15      M. Khachab is onderdaan van een derde land en woont in Spanje. Hij is in het bezit van een vergunning voor langdurig verblijf in die lidstaat. Op 20 februari 2012 heeft hij bij de Spaanse autoriteiten voor zijn echtgenote Aghadar een tijdelijke verblijfsvergunning met als doel gezinshereniging aangevraagd. Bij besluit van 26 maart 2012 heeft de vertegenwoordiging van de regering die aanvraag afgewezen omdat Khachab niet had aangetoond over voldoende inkomsten te beschikken om zijn gezin na hereniging te onderhouden.

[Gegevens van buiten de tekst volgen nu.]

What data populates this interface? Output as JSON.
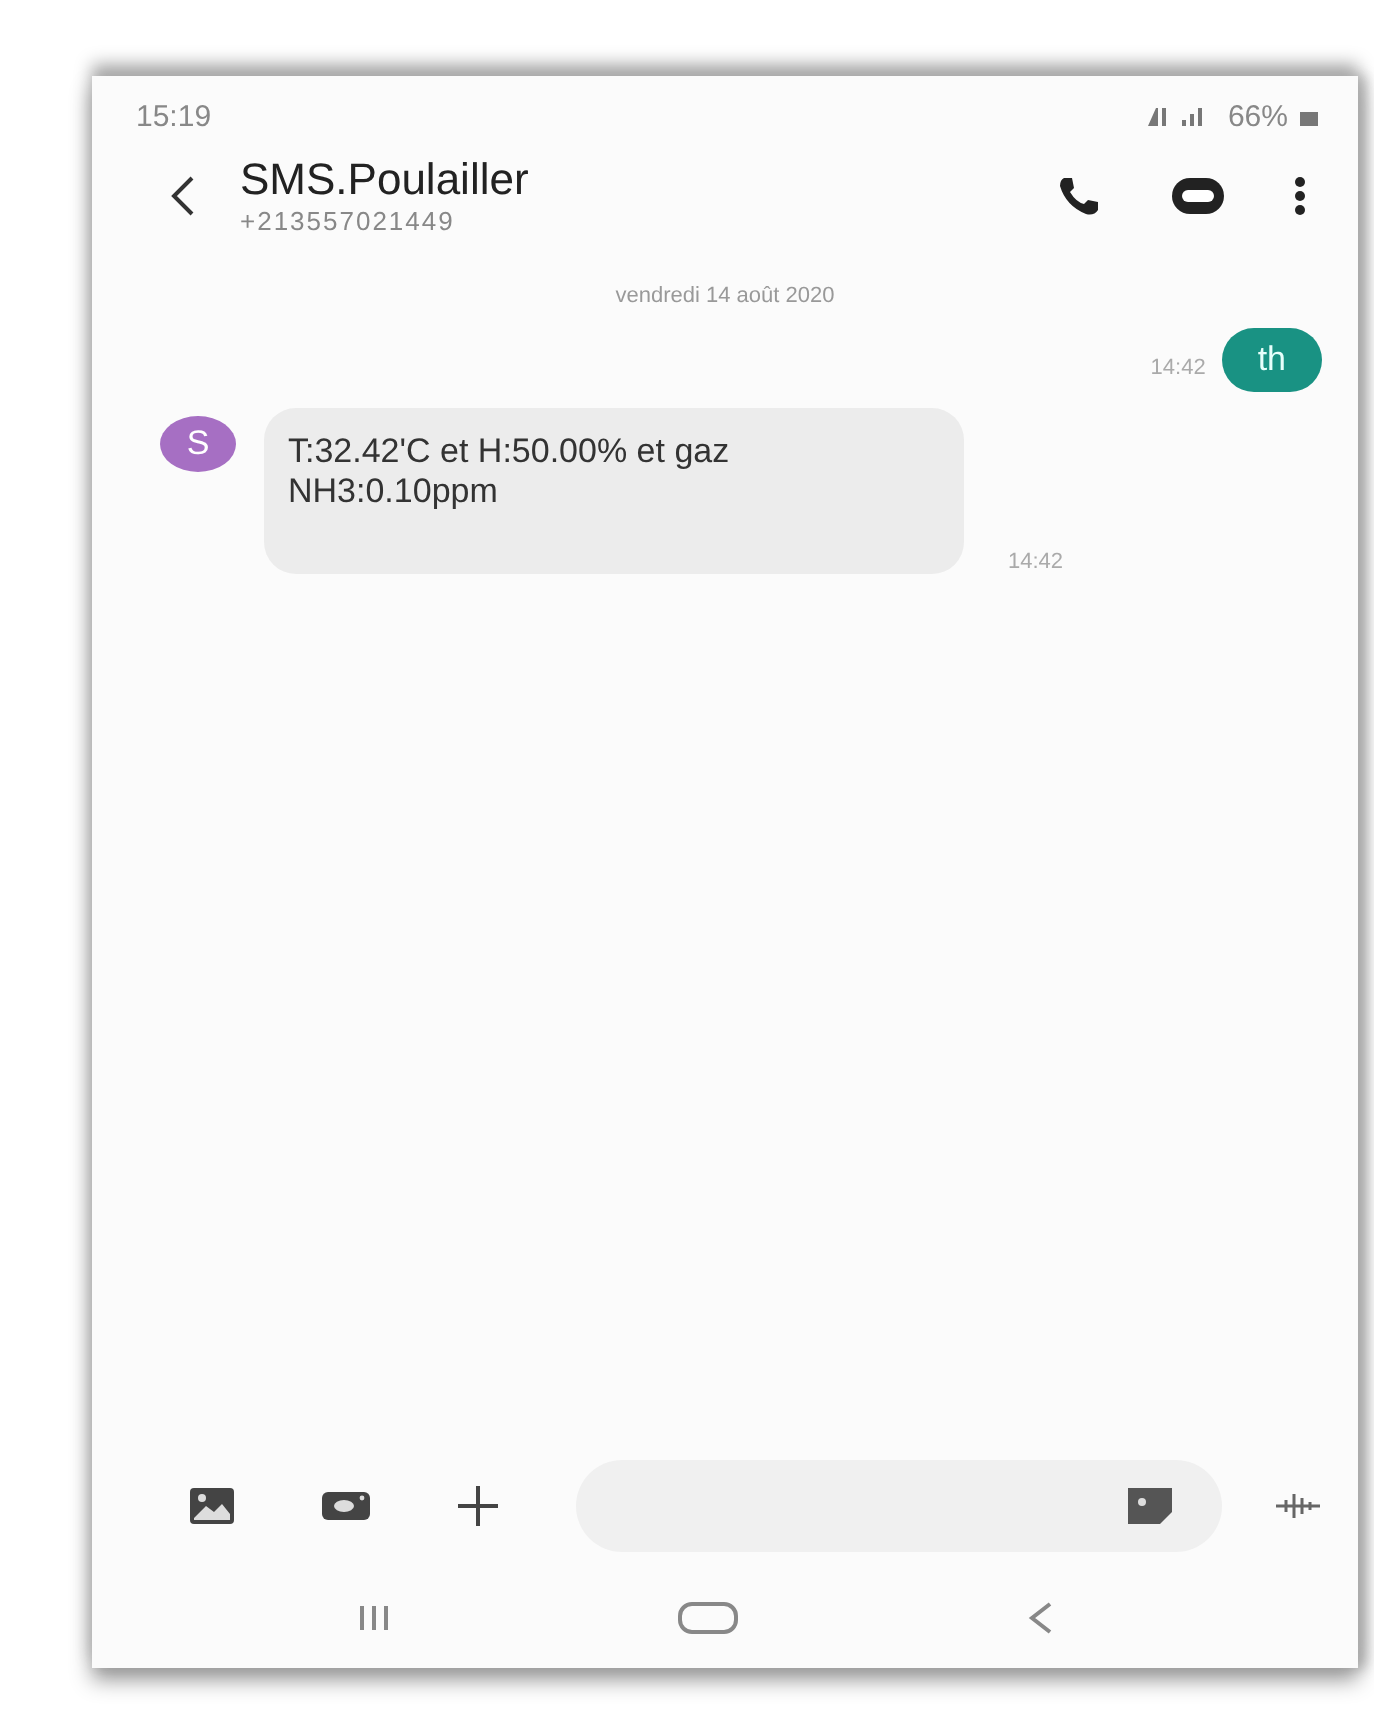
{
  "status_bar": {
    "time": "15:19",
    "battery": "66%"
  },
  "header": {
    "title": "SMS.Poulailler",
    "subtitle": "+213557021449"
  },
  "date": "vendredi 14 août 2020",
  "messages": [
    {
      "kind": "sent",
      "text": "th",
      "time": "14:42"
    },
    {
      "kind": "received",
      "avatar": "S",
      "color": "#a66fc3",
      "text": "T:32.42'C et H:50.00% et gaz NH3:0.10ppm",
      "time": "14:42"
    }
  ]
}
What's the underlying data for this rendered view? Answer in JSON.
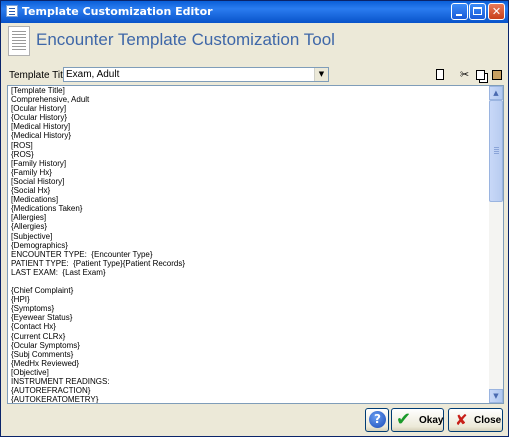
{
  "window": {
    "title": "Template Customization Editor"
  },
  "header": {
    "app_title": "Encounter Template Customization Tool"
  },
  "template_title": {
    "label": "Template Title:",
    "selected": "Exam, Adult"
  },
  "editor_lines": [
    "[Template Title]",
    "Comprehensive, Adult",
    "[Ocular History]",
    "{Ocular History}",
    "[Medical History]",
    "{Medical History}",
    "[ROS]",
    "{ROS}",
    "[Family History]",
    "{Family Hx}",
    "[Social History]",
    "{Social Hx}",
    "[Medications]",
    "{Medications Taken}",
    "[Allergies]",
    "{Allergies}",
    "[Subjective]",
    "{Demographics}",
    "ENCOUNTER TYPE:  {Encounter Type}",
    "PATIENT TYPE:  {Patient Type}{Patient Records}",
    "LAST EXAM:  {Last Exam}",
    "",
    "{Chief Complaint}",
    "{HPI}",
    "{Symptoms}",
    "{Eyewear Status}",
    "{Contact Hx}",
    "{Current CLRx}",
    "{Ocular Symptoms}",
    "{Subj Comments}",
    "{MedHx Reviewed}",
    "[Objective]",
    "INSTRUMENT READINGS:",
    "{AUTOREFRACTION}",
    "{AUTOKERATOMETRY}"
  ],
  "buttons": {
    "help": "?",
    "okay": "Okay",
    "close": "Close"
  }
}
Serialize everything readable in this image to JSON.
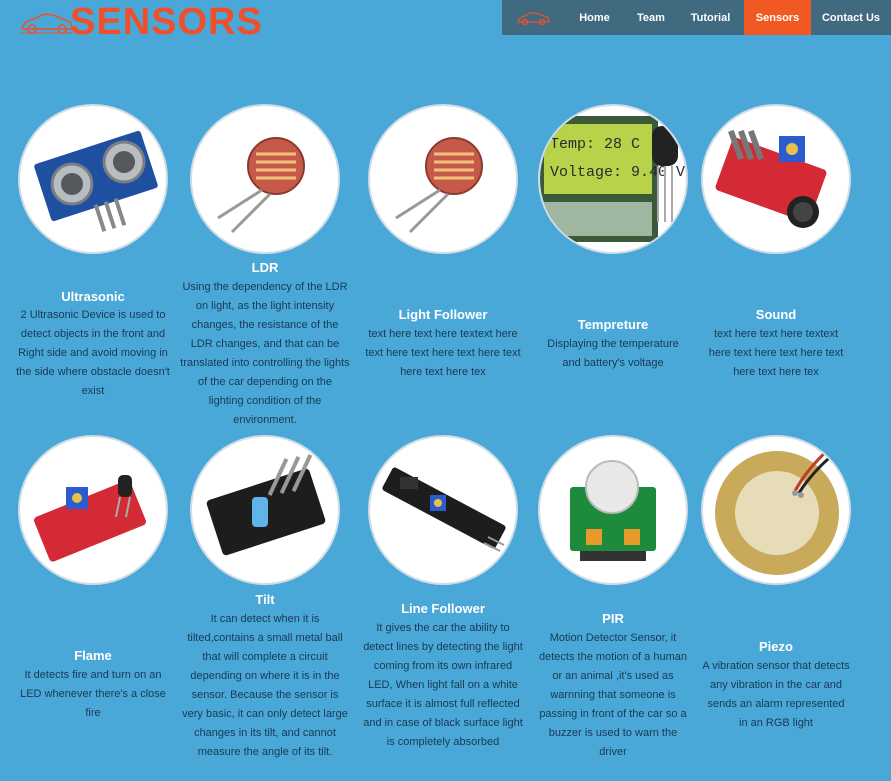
{
  "header": {
    "logo_text": "SENSORS",
    "nav": [
      {
        "label": "Home"
      },
      {
        "label": "Team"
      },
      {
        "label": "Tutorial"
      },
      {
        "label": "Sensors",
        "active": true
      },
      {
        "label": "Contact Us"
      }
    ]
  },
  "colors": {
    "background": "#4aa8d8",
    "accent": "#f05a22",
    "nav_bg": "#3f6a80"
  },
  "sensors": [
    {
      "title": "Ultrasonic",
      "icon": "ultrasonic-sensor-image",
      "desc": "2 Ultrasonic Device is used to detect objects in the front and Right side and avoid moving in the side where obstacle doesn't exist"
    },
    {
      "title": "LDR",
      "icon": "ldr-image",
      "desc": "Using the dependency of the LDR on light, as the light intensity changes, the resistance of the LDR changes, and that can be translated into controlling the lights of the car depending on the lighting condition of the environment."
    },
    {
      "title": "Light Follower",
      "icon": "light-follower-image",
      "desc": "text here text here textext here text here text here text here text here text here tex"
    },
    {
      "title": "Tempreture",
      "icon": "temperature-lcd-image",
      "desc": "Displaying the temperature and battery's voltage",
      "lcd_line1": "Temp:  28  C",
      "lcd_line2": "Voltage: 9.40 V"
    },
    {
      "title": "Sound",
      "icon": "sound-sensor-image",
      "desc": "text here text here textext here text here text here text here text here tex"
    },
    {
      "title": "Flame",
      "icon": "flame-sensor-image",
      "desc": "It detects fire and turn on an LED whenever there's a close fire"
    },
    {
      "title": "Tilt",
      "icon": "tilt-sensor-image",
      "desc": "It can detect when it is tilted,contains a small metal ball that will complete a circuit depending on where it is in the sensor. Because the sensor is very basic, it can only detect large changes in its tilt, and cannot measure the angle of its tilt."
    },
    {
      "title": "Line Follower",
      "icon": "line-follower-image",
      "desc": "It gives the car the ability to detect lines by detecting the light coming from its own infrared LED, When light fall on a white surface it is almost full reflected and in case of black surface light is completely absorbed"
    },
    {
      "title": "PIR",
      "icon": "pir-sensor-image",
      "desc": "Motion Detector Sensor, it detects the motion of a human or an animal ,it's used as warnning that someone is passing in front of the car so a buzzer is used to warn the driver"
    },
    {
      "title": "Piezo",
      "icon": "piezo-sensor-image",
      "desc": "A vibration sensor that detects any vibration in the car and sends an alarm represented in an RGB light"
    }
  ]
}
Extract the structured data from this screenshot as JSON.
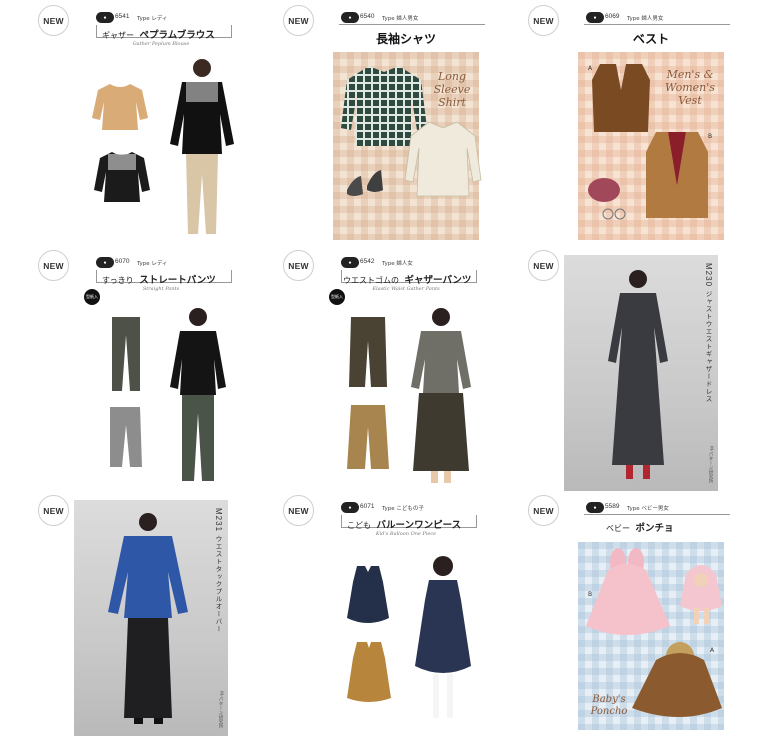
{
  "badge_label": "NEW",
  "cards": [
    {
      "number": "6541",
      "type_label": "Type レディ",
      "title_prefix": "ギャザー",
      "title_main": "ペプラムブラウス",
      "subtitle_en": "Gather Peplum Blouse"
    },
    {
      "number": "6540",
      "type_label": "Type 婦人男女",
      "title_main": "長袖シャツ",
      "script": "Long Sleeve Shirt"
    },
    {
      "number": "6069",
      "type_label": "Type 婦人男女",
      "title_main": "ベスト",
      "script": "Men's & Women's Vest",
      "marks": [
        "A",
        "B"
      ]
    },
    {
      "number": "6070",
      "type_label": "Type レディ",
      "title_prefix": "すっきり",
      "title_main": "ストレートパンツ",
      "subtitle_en": "Straight Pants",
      "dot_label": "型紙入"
    },
    {
      "number": "6542",
      "type_label": "Type 婦人女",
      "title_prefix": "ウエストゴムの",
      "title_main": "ギャザーパンツ",
      "subtitle_en": "Elastic Waist Gather Pants",
      "dot_label": "型紙入"
    },
    {
      "code": "M230",
      "vertical_title": "ジャストウエストギャザードレス",
      "credit": "M-パターン研究所"
    },
    {
      "code": "M231",
      "vertical_title": "ウエストタックプルオーバー",
      "credit": "M-パターン研究所"
    },
    {
      "number": "6071",
      "type_label": "Type こどもの子",
      "title_prefix": "こども",
      "title_main": "バルーンワンピース",
      "subtitle_en": "Kid's Balloon One Piece"
    },
    {
      "number": "5589",
      "type_label": "Type ベビー男女",
      "title_prefix": "ベビー",
      "title_main": "ポンチョ",
      "script": "Baby's Poncho",
      "marks": [
        "B",
        "A"
      ]
    }
  ]
}
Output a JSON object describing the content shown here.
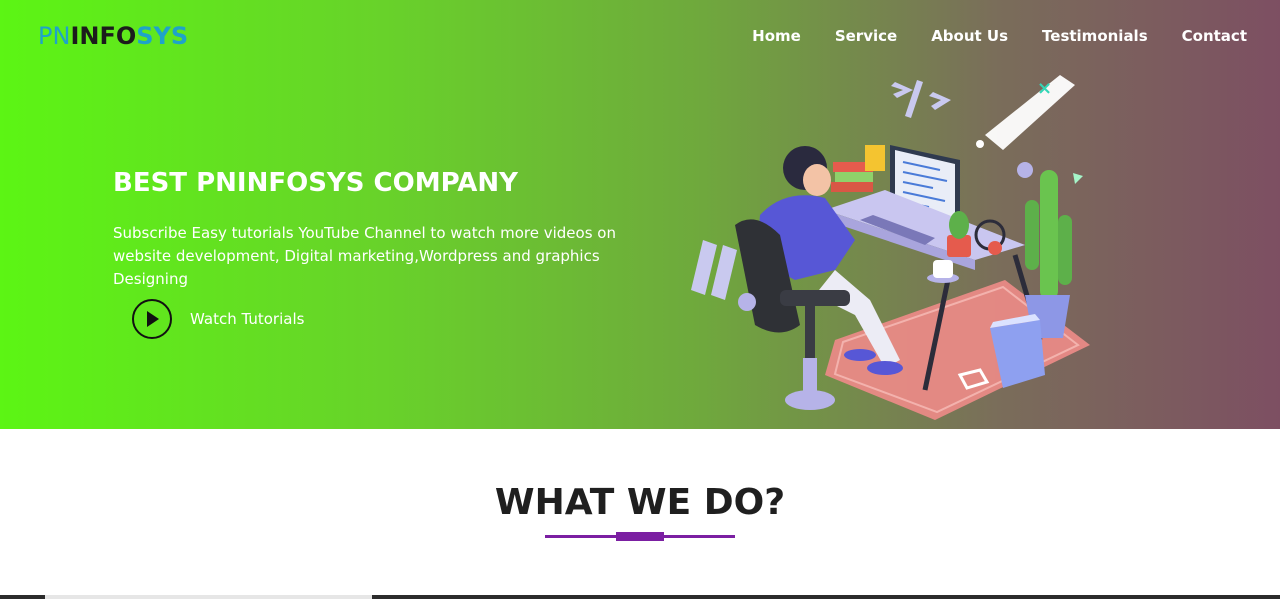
{
  "header": {
    "logo": {
      "part1": "PN",
      "part2": "INFO",
      "part3": "SYS"
    },
    "nav": [
      "Home",
      "Service",
      "About Us",
      "Testimonials",
      "Contact"
    ]
  },
  "hero": {
    "title": "BEST PNINFOSYS COMPANY",
    "subtitle": "Subscribe Easy tutorials YouTube Channel to watch more videos on website development, Digital marketing,Wordpress and graphics Designing",
    "cta_label": "Watch Tutorials",
    "cta_icon": "play-icon",
    "gradient_start": "#5cf514",
    "gradient_end": "#7d4f62"
  },
  "section": {
    "title": "WHAT WE DO?",
    "accent_color": "#7b1fa2"
  }
}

16      Khachab heeft tegen die afwijzing bezwaar gemaakt bij de vertegenwoordiging van de regering, die dat bezwaar bij besluit van 25 mei 2012 om de volgende redenen heeft afgewezen:

„[...] Ter ondersteuning van zijn aanvraag heeft [Khachab] een arbeidsovereenkomst voor bepaalde tijd met de onderneming ‚Construcciones y distribuciones constru-label S.L.’ overgelegd. Uit het Sistema de Información Laboral de la Seguridad Social [systeem voor arbeidsmarktgegevens van de sociale zekerheid] blijkt echter dat de arbeidsovereenkomst van betrokkene met de bedoelde onderneming op 1 maart 2012 is beëindigd en dat hij in totaal slechts 15 dagen in 2012 en 48 dagen in 2011 heeft gewerkt. Hij was dus werkloos ten tijde van het besluit – en is dat nog steeds – en heeft niet aangetoond dat hij over voldoende financiële middelen beschikt om na hereniging in het levensonderhoud van zijn gezin te voorzien. Er was op deze datum ook geen vooruitzicht dat hij daar in het jaar na de datum van indiening van de aanvraag over zou beschikken. Er was dan ook aan geen van de vereisten tot verlening van de verblijfsvergunning voor gezinshereniging voldaan.”

17      Khachab heeft tegen dat laatste besluit beroep ingesteld bij de Juzgado de lo Contencioso-Administrativo n° 1 de Vitoria-Gasteiz (provinciale bestuursrechter nr. 1 te Vitoria-Gasteiz). Bij uitspraak van 29 januari 2013 heeft deze rechterlijke instantie dat besluit bevestigd en zich hoofdzakelijk gebaseerd op dezelfde redenen als die welke in het besluit van 26 maart 2012 zijn uiteengezet.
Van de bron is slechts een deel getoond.